De COVID-pandemie is een schier onuitputtelijke bron voor reflecties op onze samen­­leving en organisatievormen. Als een paal boven water staat de absolute noodzaak van samenwerken: van het verspreiden van patiënten door heel Nederland (en daarbuiten) tot en met het delen van kennis over effectieve behandelingen voor patiënten thuis en in het ziekenhuis. Dit alles kon door intensieve samenwerking en snelle kennisdeling.

Door: Egge van der Poel

Nu steeds meer mensen in Nederland (eindelijk) goed gevaccineerd zijn en de zwaarste tijd achter ons lijkt te liggen, kunnen we trots zijn op deze samenwerking. Toch is er nog weinig reden tot groots optimisme: de vaccinatiegraad wereldwijd biedt op geen enkele manier bescherming tegen het optreden van mutaties. Wat dit virus nog voor ons in petto heeft, is ongewis, maar een hogere vaccinatiegraad biedt sowieso betere bescherming.

“Nobody is safe until everybody is safe”, aldus de WHO. Alle reden om aan snelle kennisdeling te doen dus.

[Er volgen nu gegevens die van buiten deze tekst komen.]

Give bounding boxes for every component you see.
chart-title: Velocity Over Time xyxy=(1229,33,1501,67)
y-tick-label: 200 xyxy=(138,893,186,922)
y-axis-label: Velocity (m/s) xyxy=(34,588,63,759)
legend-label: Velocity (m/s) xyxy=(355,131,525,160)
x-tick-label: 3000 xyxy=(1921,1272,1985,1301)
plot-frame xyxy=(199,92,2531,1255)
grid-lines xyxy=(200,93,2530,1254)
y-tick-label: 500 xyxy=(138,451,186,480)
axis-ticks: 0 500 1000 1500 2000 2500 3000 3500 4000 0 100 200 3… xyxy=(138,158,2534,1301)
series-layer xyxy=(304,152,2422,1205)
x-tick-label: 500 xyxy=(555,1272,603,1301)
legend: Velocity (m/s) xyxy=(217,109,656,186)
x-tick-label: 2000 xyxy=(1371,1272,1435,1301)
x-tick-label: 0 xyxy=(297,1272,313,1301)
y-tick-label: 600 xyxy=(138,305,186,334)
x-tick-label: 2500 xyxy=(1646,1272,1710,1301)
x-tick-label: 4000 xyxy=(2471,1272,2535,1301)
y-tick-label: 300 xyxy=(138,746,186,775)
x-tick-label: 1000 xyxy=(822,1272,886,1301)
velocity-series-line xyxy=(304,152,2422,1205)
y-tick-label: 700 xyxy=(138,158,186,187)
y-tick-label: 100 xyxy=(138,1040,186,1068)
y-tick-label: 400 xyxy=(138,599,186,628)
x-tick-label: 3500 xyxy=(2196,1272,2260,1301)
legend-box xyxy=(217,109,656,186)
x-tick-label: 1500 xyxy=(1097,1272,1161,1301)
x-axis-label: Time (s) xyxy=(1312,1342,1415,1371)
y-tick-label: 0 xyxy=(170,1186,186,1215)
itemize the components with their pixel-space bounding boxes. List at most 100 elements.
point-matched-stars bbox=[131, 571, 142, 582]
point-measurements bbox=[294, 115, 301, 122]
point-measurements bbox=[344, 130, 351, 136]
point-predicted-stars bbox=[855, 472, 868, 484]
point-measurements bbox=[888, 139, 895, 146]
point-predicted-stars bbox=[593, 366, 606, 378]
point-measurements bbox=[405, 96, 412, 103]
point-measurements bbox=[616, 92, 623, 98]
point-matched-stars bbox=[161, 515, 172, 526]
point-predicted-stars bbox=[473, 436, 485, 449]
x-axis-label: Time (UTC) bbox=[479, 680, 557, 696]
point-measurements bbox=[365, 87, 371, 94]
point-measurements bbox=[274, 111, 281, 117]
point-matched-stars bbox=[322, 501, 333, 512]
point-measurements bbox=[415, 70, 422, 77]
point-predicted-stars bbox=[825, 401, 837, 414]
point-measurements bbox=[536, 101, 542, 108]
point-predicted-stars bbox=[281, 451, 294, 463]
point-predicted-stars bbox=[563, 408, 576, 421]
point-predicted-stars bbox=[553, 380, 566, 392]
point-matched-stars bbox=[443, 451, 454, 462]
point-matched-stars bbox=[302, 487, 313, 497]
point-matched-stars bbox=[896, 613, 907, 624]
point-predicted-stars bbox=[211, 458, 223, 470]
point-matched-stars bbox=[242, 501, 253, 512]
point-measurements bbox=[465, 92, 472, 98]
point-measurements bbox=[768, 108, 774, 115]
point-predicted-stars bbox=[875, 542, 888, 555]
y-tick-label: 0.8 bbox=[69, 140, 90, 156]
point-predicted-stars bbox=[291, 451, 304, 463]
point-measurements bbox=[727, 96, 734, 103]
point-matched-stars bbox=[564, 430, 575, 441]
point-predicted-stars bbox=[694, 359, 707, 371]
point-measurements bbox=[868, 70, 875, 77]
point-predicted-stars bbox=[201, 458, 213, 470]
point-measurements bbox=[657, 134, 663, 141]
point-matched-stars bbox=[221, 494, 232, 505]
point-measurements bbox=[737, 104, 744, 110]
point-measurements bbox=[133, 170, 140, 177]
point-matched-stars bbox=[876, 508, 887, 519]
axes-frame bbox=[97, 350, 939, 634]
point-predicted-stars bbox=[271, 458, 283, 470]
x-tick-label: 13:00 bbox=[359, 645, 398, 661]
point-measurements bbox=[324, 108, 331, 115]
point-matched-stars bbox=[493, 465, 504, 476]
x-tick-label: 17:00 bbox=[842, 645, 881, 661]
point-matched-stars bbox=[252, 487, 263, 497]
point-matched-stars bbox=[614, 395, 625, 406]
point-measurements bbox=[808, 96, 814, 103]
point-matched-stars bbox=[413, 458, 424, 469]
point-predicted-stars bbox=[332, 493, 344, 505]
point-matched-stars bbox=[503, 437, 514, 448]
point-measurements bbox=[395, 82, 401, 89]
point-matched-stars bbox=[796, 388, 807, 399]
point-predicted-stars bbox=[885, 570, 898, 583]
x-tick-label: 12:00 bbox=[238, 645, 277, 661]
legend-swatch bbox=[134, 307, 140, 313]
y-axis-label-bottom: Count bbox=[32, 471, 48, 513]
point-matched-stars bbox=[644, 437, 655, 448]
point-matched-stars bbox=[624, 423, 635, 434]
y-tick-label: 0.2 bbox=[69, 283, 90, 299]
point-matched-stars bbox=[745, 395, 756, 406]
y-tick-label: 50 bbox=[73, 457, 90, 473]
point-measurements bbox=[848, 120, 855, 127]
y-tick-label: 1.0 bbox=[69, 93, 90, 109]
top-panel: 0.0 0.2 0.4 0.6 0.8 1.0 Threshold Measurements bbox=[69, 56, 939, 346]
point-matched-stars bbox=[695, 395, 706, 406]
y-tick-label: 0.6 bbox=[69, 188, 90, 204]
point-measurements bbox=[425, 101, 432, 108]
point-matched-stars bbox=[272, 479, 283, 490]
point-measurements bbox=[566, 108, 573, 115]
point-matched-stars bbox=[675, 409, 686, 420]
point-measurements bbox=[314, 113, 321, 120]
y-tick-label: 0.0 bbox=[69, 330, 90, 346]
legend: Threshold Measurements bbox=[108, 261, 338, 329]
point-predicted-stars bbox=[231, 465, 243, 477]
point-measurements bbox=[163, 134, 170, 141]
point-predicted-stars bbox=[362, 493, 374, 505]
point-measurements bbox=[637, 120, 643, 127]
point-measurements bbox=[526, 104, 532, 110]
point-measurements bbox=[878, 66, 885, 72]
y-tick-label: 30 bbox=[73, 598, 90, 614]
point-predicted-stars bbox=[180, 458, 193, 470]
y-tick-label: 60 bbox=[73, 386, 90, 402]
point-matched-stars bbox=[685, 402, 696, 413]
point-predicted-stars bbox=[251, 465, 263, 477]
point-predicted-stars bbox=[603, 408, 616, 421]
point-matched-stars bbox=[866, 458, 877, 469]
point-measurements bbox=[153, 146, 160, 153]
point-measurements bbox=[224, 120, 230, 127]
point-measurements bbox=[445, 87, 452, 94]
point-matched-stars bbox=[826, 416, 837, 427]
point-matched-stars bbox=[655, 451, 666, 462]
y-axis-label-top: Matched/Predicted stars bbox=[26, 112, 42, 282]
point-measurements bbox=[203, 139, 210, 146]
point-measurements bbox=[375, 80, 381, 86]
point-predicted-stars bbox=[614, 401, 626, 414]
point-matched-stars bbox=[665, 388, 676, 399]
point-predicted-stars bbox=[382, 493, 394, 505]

Maar farmaceutische bedrijven zijn erg terughoudend en houden vast aan hun intellectuele eigendomsrechten. Hoewel de vaccins grotendeels, en soms zelfs geheel, zijn ontwikkeld met overheidsgeld en via Europese subsidies. Volgens deze bedrijven kan het echt niet sneller. Met alleen de kennis van een patent ben je er namelijk nog niet: de knowhow om het vaccin te produceren, is cruciaal en kennelijk lastig te verspreiden.

Analoog aan bovenstaand voorbeeld zal er in de toekomst sprake zijn van kennis die veel waarde in zich draagt, bijvoorbeeld een gepatenteerd AI-algoritme. Het is niet ondenkbaar dat dit algoritme grote gezondheidsvoordelen oplevert voor groepen mensen met toegang tot dit algoritme. Hoe maatschappelijk geaccepteerd zouden wij het vinden als een handvol commerciële bedrijven bepaalt wie wel en wie niet toegang heeft tot dit algoritme? Voor dit algoritme is er vanzelfsprekend geen enkele praktische beperking dit zo breed mogelijk toe te passen. Waar een vaccin nog in een fabrieksomgeving gemaakt wordt, kan het algoritme simpelweg van de ene computer naar de andere gekopieerd worden.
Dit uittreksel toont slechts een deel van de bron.